Patients deserve a choice in their healthcare treatments, without health insurance companies getting in the way of decisions made between patients and their doctors. 

Cut Down on Pre-Authorization Rules & Increase Transparency

An easy reform to increase patient choice and enhance care is to reduce the number of medical services that require pre-authorization. Rather than depending on insurance companies to approve treatments beforehand, we would empower doctors to make the best choices with their patients, and reduce outside meddling. 

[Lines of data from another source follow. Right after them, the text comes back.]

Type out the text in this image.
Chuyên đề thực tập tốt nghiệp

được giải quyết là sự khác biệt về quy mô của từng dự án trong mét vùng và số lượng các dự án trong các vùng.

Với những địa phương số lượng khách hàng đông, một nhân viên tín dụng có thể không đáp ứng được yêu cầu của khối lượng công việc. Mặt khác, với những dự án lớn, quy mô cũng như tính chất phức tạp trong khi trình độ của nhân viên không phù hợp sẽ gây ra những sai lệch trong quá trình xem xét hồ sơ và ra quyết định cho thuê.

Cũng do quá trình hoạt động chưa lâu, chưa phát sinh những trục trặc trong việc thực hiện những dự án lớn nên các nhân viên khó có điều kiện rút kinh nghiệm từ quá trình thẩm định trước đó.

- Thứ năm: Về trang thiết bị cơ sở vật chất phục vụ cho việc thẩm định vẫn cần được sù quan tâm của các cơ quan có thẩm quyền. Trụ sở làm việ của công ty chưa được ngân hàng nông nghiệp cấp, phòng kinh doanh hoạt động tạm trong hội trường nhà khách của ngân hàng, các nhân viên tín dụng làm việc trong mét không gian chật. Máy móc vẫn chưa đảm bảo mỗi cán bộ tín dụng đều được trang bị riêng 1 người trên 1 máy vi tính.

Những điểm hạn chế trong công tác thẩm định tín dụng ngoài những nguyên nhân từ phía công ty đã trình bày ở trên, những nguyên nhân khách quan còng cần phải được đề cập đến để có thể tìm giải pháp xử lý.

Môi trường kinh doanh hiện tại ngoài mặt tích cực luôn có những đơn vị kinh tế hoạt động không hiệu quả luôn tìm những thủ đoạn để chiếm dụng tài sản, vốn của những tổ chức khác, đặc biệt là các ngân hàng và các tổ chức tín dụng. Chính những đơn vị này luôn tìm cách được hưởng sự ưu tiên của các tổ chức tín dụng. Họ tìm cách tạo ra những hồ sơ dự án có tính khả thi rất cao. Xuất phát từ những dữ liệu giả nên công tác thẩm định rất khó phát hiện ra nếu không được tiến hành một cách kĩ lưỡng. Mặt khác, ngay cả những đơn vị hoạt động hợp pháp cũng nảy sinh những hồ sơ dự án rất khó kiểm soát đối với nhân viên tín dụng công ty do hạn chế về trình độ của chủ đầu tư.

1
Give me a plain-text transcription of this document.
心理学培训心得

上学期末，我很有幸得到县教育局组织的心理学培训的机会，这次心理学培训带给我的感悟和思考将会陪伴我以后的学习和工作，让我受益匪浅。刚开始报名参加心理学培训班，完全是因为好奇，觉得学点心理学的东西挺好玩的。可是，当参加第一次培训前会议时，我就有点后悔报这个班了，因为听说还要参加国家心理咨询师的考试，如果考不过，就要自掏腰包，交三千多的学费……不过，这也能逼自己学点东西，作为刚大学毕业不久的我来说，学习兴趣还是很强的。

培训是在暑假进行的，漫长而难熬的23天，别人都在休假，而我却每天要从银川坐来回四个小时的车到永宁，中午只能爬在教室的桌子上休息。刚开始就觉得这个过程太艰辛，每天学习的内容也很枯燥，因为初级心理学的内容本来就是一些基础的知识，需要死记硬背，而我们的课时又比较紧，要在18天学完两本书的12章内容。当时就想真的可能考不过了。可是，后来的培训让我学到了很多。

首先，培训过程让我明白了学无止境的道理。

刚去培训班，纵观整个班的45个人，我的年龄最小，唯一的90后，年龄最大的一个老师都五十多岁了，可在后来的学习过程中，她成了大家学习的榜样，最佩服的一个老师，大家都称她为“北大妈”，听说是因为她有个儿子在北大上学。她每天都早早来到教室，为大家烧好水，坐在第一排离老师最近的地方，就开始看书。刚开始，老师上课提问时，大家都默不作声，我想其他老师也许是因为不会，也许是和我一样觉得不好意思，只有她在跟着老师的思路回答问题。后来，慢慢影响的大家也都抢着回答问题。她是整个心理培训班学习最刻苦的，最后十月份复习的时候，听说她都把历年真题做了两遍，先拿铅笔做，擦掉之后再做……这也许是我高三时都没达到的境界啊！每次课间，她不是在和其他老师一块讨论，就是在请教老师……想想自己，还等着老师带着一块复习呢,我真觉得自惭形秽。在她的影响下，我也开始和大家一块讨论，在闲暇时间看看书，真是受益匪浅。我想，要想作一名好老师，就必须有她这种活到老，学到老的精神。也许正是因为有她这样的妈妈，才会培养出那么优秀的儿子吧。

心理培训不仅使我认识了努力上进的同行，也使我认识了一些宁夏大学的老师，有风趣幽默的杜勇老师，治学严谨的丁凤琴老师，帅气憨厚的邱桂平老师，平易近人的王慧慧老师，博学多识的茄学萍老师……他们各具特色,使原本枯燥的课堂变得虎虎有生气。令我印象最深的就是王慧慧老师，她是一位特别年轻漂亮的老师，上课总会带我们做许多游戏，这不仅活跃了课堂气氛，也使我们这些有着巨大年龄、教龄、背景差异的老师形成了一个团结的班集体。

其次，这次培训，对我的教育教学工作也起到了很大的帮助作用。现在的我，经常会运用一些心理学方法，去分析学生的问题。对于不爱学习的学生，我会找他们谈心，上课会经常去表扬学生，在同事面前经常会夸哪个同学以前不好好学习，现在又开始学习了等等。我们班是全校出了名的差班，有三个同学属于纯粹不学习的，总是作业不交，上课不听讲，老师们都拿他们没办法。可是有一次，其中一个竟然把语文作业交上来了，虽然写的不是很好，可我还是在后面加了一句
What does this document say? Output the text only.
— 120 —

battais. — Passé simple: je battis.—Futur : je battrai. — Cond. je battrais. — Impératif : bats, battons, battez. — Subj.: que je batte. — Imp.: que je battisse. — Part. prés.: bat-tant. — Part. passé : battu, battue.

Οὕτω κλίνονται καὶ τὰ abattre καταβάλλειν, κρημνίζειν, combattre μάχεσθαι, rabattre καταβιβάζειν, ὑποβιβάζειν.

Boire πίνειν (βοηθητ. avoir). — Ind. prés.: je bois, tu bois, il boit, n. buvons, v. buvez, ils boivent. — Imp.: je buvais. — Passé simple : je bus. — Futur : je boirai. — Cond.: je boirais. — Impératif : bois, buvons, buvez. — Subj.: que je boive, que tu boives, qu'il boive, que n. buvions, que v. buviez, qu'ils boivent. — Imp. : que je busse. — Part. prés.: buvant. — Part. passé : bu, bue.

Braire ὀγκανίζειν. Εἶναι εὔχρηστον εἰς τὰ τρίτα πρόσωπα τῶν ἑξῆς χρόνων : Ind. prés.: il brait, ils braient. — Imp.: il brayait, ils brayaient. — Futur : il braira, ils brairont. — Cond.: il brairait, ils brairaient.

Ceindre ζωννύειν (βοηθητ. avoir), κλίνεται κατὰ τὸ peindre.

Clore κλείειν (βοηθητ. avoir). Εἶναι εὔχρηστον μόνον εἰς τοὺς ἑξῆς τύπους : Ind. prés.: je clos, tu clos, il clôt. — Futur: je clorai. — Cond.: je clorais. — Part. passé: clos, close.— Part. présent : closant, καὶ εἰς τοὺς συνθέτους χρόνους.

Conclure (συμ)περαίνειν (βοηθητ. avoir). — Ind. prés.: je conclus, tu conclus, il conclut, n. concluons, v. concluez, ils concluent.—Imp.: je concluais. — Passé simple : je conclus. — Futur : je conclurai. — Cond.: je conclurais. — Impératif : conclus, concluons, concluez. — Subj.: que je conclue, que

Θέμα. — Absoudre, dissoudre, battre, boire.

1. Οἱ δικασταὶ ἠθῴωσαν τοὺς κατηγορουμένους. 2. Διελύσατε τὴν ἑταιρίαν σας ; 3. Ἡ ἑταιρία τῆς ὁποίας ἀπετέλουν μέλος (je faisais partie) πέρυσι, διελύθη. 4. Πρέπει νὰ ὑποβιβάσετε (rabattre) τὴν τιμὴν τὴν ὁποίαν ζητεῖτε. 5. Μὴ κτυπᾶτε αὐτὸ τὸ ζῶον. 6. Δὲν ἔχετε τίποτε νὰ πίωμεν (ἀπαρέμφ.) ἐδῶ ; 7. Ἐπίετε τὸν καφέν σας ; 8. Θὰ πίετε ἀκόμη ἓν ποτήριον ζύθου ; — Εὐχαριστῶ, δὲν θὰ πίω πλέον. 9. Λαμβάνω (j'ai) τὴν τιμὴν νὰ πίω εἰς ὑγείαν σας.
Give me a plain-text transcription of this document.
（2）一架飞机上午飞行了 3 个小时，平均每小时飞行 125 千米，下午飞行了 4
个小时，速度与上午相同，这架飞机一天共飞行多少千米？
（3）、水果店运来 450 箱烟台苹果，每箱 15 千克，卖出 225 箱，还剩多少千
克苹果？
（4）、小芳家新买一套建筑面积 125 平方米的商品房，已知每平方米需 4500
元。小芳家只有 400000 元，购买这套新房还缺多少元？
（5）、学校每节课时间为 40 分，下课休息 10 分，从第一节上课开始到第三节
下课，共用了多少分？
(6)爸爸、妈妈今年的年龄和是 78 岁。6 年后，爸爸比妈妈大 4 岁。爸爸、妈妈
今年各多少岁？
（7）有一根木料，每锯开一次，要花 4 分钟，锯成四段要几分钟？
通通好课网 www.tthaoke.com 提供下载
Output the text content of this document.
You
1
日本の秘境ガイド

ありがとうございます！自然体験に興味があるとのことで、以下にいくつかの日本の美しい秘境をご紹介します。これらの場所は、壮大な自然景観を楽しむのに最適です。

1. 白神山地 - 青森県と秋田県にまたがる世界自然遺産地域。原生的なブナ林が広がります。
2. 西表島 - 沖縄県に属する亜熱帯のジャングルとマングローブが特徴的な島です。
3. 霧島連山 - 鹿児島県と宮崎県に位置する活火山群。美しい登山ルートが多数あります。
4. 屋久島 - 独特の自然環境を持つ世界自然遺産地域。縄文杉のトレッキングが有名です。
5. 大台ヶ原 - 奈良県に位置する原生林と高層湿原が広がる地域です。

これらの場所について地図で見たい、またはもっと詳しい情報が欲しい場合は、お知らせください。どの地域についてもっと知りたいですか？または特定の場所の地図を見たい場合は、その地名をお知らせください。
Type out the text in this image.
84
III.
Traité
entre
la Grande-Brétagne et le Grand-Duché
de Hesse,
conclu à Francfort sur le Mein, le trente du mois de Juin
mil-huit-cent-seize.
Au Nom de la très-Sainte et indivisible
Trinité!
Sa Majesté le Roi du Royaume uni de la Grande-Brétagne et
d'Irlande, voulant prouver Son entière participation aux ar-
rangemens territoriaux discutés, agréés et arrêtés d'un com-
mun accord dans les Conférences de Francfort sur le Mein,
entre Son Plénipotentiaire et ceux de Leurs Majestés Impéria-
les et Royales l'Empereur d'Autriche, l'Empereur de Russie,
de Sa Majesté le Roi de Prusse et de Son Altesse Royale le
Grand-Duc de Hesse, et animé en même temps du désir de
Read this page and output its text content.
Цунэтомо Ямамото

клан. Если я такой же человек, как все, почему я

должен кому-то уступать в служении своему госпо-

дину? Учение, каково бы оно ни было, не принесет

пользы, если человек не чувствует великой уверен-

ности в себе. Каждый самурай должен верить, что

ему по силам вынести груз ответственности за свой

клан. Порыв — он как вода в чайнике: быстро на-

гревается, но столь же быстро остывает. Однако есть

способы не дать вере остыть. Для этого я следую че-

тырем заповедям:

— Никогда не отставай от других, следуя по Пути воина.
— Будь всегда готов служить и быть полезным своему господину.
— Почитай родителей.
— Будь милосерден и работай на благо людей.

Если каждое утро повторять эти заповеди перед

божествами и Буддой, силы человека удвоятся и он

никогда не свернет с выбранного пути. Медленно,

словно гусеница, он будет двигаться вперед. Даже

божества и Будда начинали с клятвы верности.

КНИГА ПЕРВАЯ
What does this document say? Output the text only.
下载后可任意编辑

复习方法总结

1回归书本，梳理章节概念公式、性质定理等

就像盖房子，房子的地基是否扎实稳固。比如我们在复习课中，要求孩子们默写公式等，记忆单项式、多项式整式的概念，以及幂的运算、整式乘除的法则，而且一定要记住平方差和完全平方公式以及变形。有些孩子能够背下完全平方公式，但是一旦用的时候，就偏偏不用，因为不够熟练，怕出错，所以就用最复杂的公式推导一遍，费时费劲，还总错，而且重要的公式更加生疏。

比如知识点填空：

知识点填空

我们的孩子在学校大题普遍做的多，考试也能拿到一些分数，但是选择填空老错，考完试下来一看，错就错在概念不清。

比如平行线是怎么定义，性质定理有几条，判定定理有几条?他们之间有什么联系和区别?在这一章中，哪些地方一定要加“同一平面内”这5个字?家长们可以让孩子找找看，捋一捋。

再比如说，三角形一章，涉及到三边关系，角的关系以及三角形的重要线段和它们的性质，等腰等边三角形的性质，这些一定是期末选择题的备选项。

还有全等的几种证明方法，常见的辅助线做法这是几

Additionally, if insurance policies were more transparent, patients could easily compare plans based on which treatments need pre-authorization. This would spark competition among insurers and push them to simplify, or perhaps even get rid of pre-authorization approvals altogether in a bid to attract consumers. 

Pre-authorization denials reveal a broken approach to healthcare that prioritizes cost-cutting over patient health. By reducing services that require pre-authorization and increasing transparency for coverage upfront, we can rip through the needless red tape holding back patients with better healthcare delivery. 

These changes wouldn’t solve all of the pitfalls of the American healthcare insurance system, but it would certainly get us closer to a system that prioritizes patient care above all else.